DHAKA (Reuters) - Bangladesh said on Sunday that Myanmar had started withdrawing oil and gas exploration equipment from disputed waters in the Bay of Bengal.

“By this time they (Myanmar) are leaving our territory, and (we) hope they won’t resume exploration unless both sides finalise the demarcation (of boundary claims) in the Bay of Bengal,” Foreign Adviser (minister) Iftekhar Ahmed Chowdhury told reporters.

However, official media in Myanmar presented this as a technical move and said the South Korean company undertaking the exploration work had simply moved to another block after a successful seismic survey.

A Bangladeshi diplomatic team returned from Yangon late on Saturday after inconclusive talks with Myanmar on the issue.

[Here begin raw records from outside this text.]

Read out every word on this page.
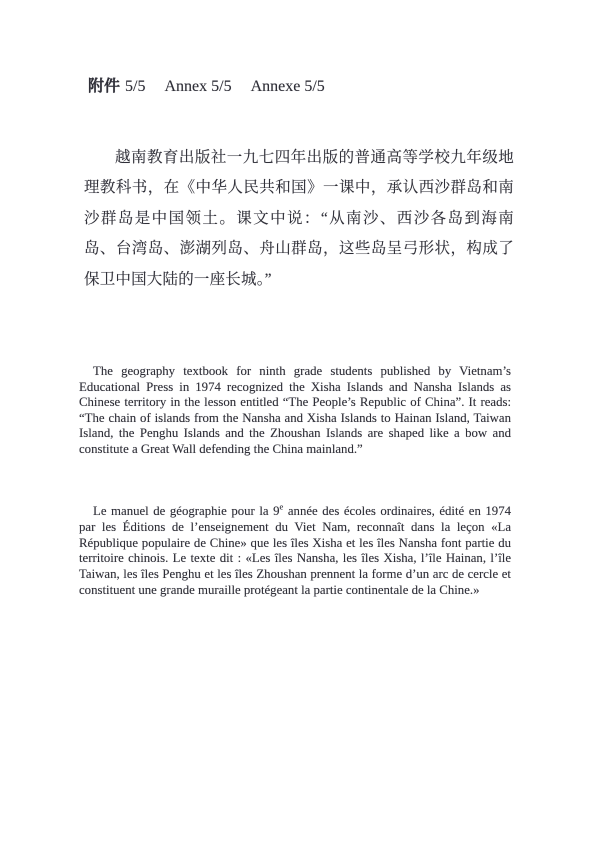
附件 5/5 Annex 5/5 Annexe 5/5

越南教育出版社一九七四年出版的普通高等学校九年级地理教科书，在《中华人民共和国》一课中，承认西沙群岛和南沙群岛是中国领土。课文中说：“从南沙、西沙各岛到海南岛、台湾岛、澎湖列岛、舟山群岛，这些岛呈弓形状，构成了保卫中国大陆的一座长城。”

The geography textbook for ninth grade students published by Vietnam’s Educational Press in 1974 recognized the Xisha Islands and Nansha Islands as Chinese territory in the lesson entitled “The People’s Republic of China”. It reads: “The chain of islands from the Nansha and Xisha Islands to Hainan Island, Taiwan Island, the Penghu Islands and the Zhoushan Islands are shaped like a bow and constitute a Great Wall defending the China mainland.”

Le manuel de géographie pour la 9e année des écoles ordinaires, édité en 1974 par les Éditions de l’enseignement du Viet Nam, reconnaît dans la leçon «La République populaire de Chine» que les îles Xisha et les îles Nansha font partie du territoire chinois. Le texte dit : «Les îles Nansha, les îles Xisha, l’île Hainan, l’île Taiwan, les îles Penghu et les îles Zhoushan prennent la forme d’un arc de cercle et constituent une grande muraille protégeant la partie continentale de la Chine.»
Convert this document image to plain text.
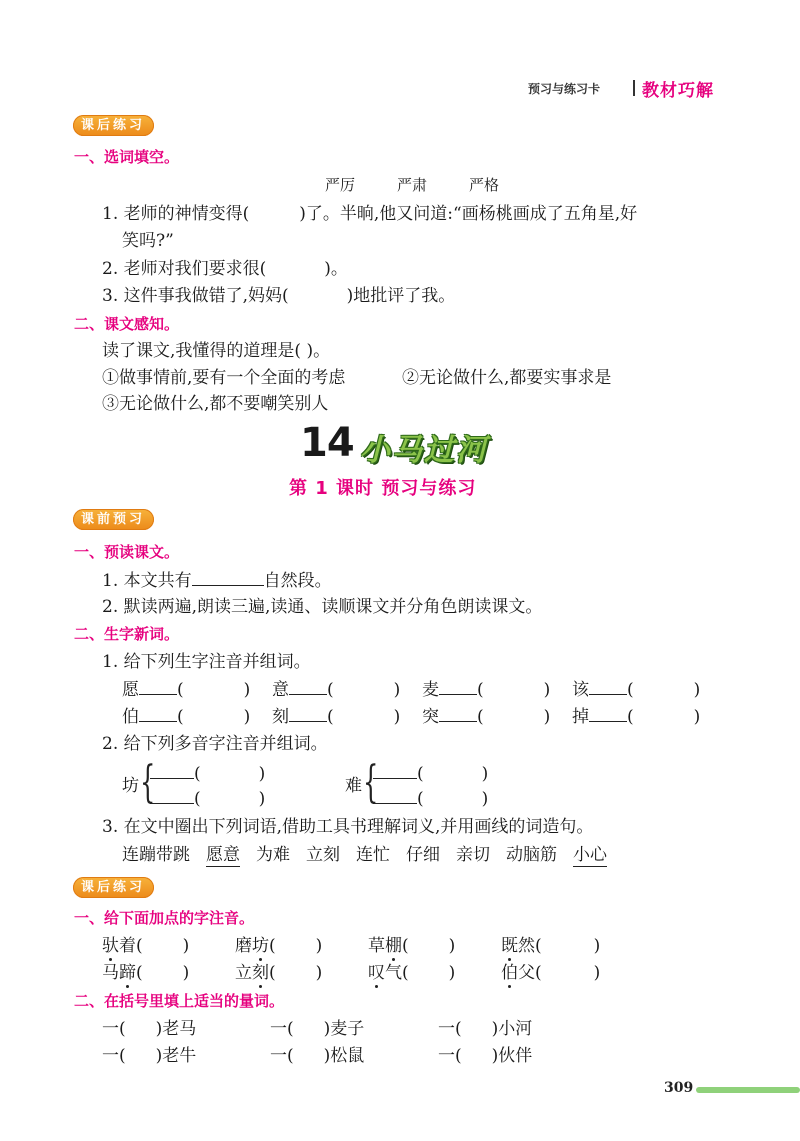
预习与练习卡 教材巧解
课后练习
一、选词填空。
严厉	严肃	严格
1. 老师的神情变得(	)了。半晌,他又问道:“画杨桃画成了五角星,好
笑吗?”
2. 老师对我们要求很(	)。
3. 这件事我做错了,妈妈(	)地批评了我。
二、课文感知。
读了课文,我懂得的道理是( )。
①做事情前,要有一个全面的考虑	②无论做什么,都要实事求是
③无论做什么,都不要嘲笑别人
14 小马过河
第 1 课时 预习与练习
课前预习
一、预读课文。
1. 本文共有	自然段。
2. 默读两遍,朗读三遍,读通、读顺课文并分角色朗读课文。
二、生字新词。
1. 给下列生字注音并组词。
愿 (	) 意 (	) 麦 (	) 该 (	)
伯 (	) 刻 (	) 突 (	) 掉 (	)
2. 给下列多音字注音并组词。
坊 {	(	)
(	)
难 {	(	)
(	)
3. 在文中圈出下列词语,借助工具书理解词义,并用画线的词造句。
连蹦带跳 愿意 为难 立刻 连忙 仔细 亲切 动脑筋 小心
课后练习
一、给下面加点的字注音。
驮着( )	磨坊( )	草棚( )	既然(	)
马蹄( )	立刻( )	叹气( )	伯父(	)
二、在括号里填上适当的量词。
一( )老马	一( )麦子	一( )小河
一( )老牛	一( )松鼠	一( )伙伴
309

“They have started withdrawing ships and other exploration equipment from our waters. We hope the withdrawal will be completed soon,” a Bangladeshi navy official told Reuters.

But Myanmar’s official media said Myanmar had rejected “the mistakenly made demand of Bangladesh”.

The New Light of Myanmar paper reported on Sunday exploration work had moved from Block AD-7 in the Bay of Bengal to another offshore block, A-3.

New Light said South Korea’s Daewoo International Corp had drilled an exploration well down to the targeted depth in Block AD-between Oct. 17 and Nov. 5 and the necessary survey was completed.

“Further tasks would be carried out according to the work programme,” it said.

MILITARY BUILD-UP

Bangladesh and Myanmar have reinforced troops along their common border and put them on high alert since early Saturday.

The Bangladesh Rifles (BDR), a border force, also advised people living close to the border to leave their homes when the situation might warrant.

The border remained tense but there had been no untoward incident, security officials said on Sunday.

“We are on high alert to face any circumstances,” BDR Major Sajjadul Kabir told Reuters in the Cox’s Bazar frontier district.

Bangladesh and Myanmar share a 320 km (200 mile) border, partly demarcated by the Naf river.

The dispute surfaced after Myanmar started oil and gas exploration early this month in a stretch of the sea both countries claim.

Bangladesh raised the issued with China, a friend of both nations, and also urged Seoul to ask the South Korean-based company hired by Myanmar to stop activities in the disputed waters.

Bangladesh deployed naval ships to the area, and sent the diplomatic team to Yangon seeking to solve the issue through negotiations.

Bangladesh and Myanmar have been holding talks for years to settle their Bay of Bengal claims.

Iftekhar said Bangladesh still hoped for a peaceful resolution of the dispute. Technical delegations from both sides were scheduled to meet in Dhaka on Nov. 16 and 17 to discuss maritime boundary demarcation, officials said.